Bu toprakları insanlık suçluları için korunaklı bir cennet, hak ve özgürlük talep edenler için güvencesiz bir cehenneme dönüştürenlerden hesap sormaktan vazgeçmeyeceğiz.
Hiç şüphe yok ki bu toprakların kardeşlik ve özgürlük ülkesi olmasını engellemeye çalışanlar kaybedecek, acılarla sınanmış insanlarımız kazanacak; herkes için eşitlik, özgürlük ve barış düşümüz gerçekleşecek.
Gözaltında kaybedilen evlatlarımız için,
Avukatımız Tahir Elçi için,
Roboski için, Gezi için, Suruç için, Ankara için, Sur için, Hrant için,
Hakikat için, adalet için, barış için!
Ardından da Tahir Elçi’nin eşi Türkan Elçi, eşinin ağzından mektup okudu. Elçi’nin okuduğu mektuptan satır başları şöyle:
“Kuşlar uçarken arkalarında hüzünler bırakır. 19 Ocak ve 28 Kasım, biri kış biri kışa üç kala, kalpten imanla dolu olanlara hüzünler bıraktı. Yitişimiz kış hüznüydü. Gidişimle sımsıcak telaşlarımız, bitmeyecek sandığım hayat gayelerini, yerdeki bazalt taşlara fısıldadım; taş beni durdu mermi durmadı.”
“Mazlumun acısını anlayabilmek için her şeyden evvel insan olmalı. Vicdan girdaplarında debelenmek için insanın vicdanı olmalı. Parmağı tetikte olan vicdandan nasip almaz.”
“Sizler beni Diyarbakır’da sonsuzluğa uğurladıktan sonra dostum Hrant beni karşıladı. ‘Erken geldin kardeşim, her zamanki gibi acele ettin’ diye sitem etti. ‘Dostluk yüreği acıyınca sitem edermiş’ dedim.”
“Nar yaprakları bizimle barışacak gözyaşlarımız durulacaktı. Nusaybin’de, Cizre’de, Sur’da ayakları çıplak çocuklar bir yataktan bir yorgandan ibaret hayatları el arabalarıyla taşımayacaktı… Yetimliğin, öksüzlüğün tadına bakmalarına mani olacaktık.

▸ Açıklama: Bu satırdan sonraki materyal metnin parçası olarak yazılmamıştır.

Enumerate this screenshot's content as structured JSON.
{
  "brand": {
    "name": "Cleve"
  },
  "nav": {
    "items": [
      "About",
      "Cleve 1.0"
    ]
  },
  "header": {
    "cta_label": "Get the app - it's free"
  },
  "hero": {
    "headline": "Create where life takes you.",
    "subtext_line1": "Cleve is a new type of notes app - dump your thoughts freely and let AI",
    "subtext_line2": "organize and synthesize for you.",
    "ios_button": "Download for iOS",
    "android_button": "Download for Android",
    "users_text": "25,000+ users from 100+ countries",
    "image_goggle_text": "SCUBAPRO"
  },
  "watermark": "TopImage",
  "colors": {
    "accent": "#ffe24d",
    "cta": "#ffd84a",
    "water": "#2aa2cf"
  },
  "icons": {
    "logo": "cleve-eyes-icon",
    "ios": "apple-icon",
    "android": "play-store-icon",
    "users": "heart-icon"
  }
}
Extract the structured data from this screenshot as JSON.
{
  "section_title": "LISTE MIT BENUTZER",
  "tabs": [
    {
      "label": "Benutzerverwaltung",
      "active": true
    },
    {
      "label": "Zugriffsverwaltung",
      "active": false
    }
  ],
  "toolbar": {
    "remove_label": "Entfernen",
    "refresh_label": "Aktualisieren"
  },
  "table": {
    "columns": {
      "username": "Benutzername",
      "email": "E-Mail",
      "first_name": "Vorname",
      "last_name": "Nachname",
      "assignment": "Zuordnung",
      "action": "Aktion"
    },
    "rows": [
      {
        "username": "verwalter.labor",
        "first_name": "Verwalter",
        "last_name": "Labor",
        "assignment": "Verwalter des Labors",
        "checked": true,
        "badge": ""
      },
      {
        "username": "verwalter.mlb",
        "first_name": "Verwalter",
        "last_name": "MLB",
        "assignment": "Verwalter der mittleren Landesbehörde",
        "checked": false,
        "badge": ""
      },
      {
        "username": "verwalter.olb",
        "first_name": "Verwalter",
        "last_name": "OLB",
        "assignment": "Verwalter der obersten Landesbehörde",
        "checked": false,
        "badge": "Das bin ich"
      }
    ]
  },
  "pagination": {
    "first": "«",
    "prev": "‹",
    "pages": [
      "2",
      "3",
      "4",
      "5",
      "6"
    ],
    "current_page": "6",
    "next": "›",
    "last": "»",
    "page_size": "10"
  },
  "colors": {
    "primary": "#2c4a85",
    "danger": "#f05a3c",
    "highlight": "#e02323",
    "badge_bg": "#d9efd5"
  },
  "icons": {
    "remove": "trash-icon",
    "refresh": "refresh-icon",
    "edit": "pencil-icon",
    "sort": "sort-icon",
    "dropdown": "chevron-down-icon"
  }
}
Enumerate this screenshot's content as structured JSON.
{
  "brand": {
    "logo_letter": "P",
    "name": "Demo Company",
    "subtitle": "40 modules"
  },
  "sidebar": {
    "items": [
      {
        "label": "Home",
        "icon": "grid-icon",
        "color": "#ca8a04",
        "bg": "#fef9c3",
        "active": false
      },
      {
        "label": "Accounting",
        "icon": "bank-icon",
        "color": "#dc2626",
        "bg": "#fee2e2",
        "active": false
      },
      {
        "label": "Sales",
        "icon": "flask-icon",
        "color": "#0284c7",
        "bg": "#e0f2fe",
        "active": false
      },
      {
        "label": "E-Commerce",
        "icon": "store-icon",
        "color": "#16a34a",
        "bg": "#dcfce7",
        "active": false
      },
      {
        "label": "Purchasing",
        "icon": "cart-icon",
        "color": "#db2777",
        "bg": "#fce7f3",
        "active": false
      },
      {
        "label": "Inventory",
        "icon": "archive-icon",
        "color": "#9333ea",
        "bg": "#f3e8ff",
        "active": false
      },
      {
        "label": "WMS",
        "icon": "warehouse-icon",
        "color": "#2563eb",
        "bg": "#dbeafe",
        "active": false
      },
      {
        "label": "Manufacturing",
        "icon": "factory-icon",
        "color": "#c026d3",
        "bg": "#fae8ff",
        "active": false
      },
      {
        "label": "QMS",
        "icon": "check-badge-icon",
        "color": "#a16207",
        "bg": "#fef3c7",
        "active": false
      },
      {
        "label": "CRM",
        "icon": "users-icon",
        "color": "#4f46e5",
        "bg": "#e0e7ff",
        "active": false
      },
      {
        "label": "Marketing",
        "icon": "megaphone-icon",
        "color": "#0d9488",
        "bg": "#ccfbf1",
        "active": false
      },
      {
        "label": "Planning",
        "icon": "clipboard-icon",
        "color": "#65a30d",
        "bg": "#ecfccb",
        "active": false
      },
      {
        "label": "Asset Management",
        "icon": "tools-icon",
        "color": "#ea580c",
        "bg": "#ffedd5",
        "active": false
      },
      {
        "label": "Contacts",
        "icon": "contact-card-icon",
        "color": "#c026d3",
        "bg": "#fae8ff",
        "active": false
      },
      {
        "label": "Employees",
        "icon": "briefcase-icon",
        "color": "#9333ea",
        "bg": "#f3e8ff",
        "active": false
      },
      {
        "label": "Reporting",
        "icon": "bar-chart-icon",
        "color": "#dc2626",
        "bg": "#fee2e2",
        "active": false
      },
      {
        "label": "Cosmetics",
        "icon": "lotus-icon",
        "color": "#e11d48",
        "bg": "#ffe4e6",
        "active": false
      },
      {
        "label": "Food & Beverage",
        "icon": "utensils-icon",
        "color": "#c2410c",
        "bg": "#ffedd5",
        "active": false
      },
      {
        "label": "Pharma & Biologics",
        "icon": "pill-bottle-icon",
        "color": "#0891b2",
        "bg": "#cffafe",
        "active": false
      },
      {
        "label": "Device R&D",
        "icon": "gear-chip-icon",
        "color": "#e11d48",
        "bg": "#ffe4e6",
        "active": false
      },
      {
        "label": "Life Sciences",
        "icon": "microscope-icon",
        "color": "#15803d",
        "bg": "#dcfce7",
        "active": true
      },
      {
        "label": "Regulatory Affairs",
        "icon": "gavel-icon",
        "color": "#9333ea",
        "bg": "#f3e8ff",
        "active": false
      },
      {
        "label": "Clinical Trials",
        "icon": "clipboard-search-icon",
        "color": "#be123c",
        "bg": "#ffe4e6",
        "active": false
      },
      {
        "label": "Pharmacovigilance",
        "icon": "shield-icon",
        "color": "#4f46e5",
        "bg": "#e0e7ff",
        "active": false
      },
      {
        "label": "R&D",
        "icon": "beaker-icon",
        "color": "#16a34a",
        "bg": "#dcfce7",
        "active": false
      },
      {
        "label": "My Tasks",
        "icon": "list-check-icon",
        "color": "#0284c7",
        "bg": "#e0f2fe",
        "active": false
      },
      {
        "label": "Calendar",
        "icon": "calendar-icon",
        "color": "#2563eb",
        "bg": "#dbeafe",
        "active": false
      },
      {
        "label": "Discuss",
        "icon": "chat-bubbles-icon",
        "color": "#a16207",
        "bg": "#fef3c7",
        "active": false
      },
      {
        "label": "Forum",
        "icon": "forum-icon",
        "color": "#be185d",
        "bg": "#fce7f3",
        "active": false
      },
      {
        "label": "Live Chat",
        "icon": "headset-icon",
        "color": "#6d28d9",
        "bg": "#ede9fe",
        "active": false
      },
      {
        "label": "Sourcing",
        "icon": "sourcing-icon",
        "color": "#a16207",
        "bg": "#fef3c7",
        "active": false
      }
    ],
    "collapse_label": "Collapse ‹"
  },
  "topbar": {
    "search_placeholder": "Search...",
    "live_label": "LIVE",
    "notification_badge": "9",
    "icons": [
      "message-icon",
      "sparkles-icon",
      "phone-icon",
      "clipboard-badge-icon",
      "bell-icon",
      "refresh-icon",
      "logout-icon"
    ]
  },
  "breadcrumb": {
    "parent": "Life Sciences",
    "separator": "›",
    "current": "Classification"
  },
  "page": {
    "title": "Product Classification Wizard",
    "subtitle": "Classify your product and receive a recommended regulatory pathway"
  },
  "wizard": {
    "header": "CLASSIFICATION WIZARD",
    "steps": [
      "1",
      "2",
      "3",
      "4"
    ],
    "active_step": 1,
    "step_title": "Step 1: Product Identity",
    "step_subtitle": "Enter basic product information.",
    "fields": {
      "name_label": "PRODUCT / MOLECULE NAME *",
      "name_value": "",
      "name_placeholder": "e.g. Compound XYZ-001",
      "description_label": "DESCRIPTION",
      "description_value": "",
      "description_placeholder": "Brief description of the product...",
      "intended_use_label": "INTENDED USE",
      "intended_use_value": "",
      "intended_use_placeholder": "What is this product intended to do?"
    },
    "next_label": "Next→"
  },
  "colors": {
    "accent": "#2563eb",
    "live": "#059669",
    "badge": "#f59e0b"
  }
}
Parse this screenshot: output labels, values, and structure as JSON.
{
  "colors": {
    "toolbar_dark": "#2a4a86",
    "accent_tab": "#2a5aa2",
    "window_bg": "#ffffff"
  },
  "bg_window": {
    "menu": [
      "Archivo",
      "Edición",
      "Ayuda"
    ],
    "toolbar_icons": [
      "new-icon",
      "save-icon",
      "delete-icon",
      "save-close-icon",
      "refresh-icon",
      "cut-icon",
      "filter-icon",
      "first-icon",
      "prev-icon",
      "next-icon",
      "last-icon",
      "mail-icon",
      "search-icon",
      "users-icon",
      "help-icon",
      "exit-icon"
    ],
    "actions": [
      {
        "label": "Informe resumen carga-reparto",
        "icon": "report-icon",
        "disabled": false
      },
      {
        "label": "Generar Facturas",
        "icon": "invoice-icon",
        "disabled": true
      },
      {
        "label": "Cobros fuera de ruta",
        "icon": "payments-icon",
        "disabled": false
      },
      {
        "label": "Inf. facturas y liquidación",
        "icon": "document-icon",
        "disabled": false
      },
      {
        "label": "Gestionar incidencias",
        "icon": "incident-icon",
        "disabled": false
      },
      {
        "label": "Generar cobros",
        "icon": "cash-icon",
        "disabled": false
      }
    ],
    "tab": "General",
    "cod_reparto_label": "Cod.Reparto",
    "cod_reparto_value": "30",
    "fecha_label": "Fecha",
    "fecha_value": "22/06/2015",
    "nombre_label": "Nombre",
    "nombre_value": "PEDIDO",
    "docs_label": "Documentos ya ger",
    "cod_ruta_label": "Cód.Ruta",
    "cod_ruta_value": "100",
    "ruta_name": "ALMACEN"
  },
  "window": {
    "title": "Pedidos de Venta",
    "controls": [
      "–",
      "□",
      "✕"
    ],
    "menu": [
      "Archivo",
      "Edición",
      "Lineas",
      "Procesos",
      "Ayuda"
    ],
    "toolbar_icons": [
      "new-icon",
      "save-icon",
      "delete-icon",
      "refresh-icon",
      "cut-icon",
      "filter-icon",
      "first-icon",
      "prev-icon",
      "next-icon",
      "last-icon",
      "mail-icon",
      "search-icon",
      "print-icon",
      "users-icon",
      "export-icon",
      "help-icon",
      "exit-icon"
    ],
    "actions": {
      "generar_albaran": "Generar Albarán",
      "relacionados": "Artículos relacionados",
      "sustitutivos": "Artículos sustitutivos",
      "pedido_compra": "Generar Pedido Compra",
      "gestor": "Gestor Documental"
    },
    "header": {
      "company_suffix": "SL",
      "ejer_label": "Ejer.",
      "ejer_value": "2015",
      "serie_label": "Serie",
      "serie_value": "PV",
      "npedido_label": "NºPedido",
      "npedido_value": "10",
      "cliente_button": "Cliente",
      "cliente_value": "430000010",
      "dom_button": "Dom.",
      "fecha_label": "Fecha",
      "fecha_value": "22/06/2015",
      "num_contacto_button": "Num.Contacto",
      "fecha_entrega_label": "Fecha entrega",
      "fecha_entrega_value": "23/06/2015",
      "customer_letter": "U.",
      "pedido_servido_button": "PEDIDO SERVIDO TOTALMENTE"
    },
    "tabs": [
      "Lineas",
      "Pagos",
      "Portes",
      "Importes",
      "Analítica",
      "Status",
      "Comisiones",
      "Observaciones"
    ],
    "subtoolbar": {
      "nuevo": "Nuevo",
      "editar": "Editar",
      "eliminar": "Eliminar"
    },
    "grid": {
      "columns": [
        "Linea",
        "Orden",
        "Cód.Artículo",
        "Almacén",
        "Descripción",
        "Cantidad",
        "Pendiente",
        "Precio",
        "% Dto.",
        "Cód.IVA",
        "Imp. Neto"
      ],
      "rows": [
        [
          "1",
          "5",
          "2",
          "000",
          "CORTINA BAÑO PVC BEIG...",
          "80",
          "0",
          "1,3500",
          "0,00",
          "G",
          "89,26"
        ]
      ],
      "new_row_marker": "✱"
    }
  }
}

Hrant kardeşim geride bıraktıklarım, yaşayanlar, yaşamayanlar, yeni doğanlar, torunların dedim çocuklarından selam var dedim.
“Seni sürekli yad eden arkadaşların dedim, biliyorum dedi; her gün onları izliyorum. Bak bundan sonra sen de her gün göreceksin geriden kalanları. O an beni görmenin sevinci silindi. Yıllar öncenin, ebedi olmayan hayatına ait karanlık bir perde çöktü yüzünün çizgilerine.
“Mesela tetiği ben gördüm Benim tetiğin ikiz kardeşiydi. Tetikçiler birbirlerine benzerler, katledilenlerin birbirine benzedikleri gibi. İkimizin de yüreği sızladı. Ölenlerin yüreği kurur sanmayın. Yürek çürümez. Bir tek yüreksizler toprak olup giderler.
“Biz bulanık gölleri olan bir ülkenin sürekli temiz kalmayı isteyen nilüferleriydik. Nilüferler ki merhameti simgelerler. Bu merhamet ve temizlik göldeki ruhu kirlenmişleri hep rahatsız etti… Savaş yüzyıllarında tekerrür eden oyunuyken bizler birer oyunbozandık. Ayaklar altında ezilen garibanların yüzü suyu hürmetine, hayatı barışla kafiyelendirmeye çalıştık.
“Unutmadan Hrant’ın selamlarını da ileteyim sizlere. Şu an beni dinleyen herkese, bulunduğumuz yer kadar sonsuz selam var. Barış adına, umut adına kardeşlik duygusunu gerekliliği ve yüceliği adına bütün ruhu şadların selamı var size. Bizi unutmayacağınızı biliyoruz, gözümüz arkada kalmayacaktır.”
Konuşmaların ardından “Hrant için adalet için”, “Faşizme inat kardeşimsin Hrant” ve “Yaşasın halkların kardeşliği” sloganları ile anma programı sonlandırıldı.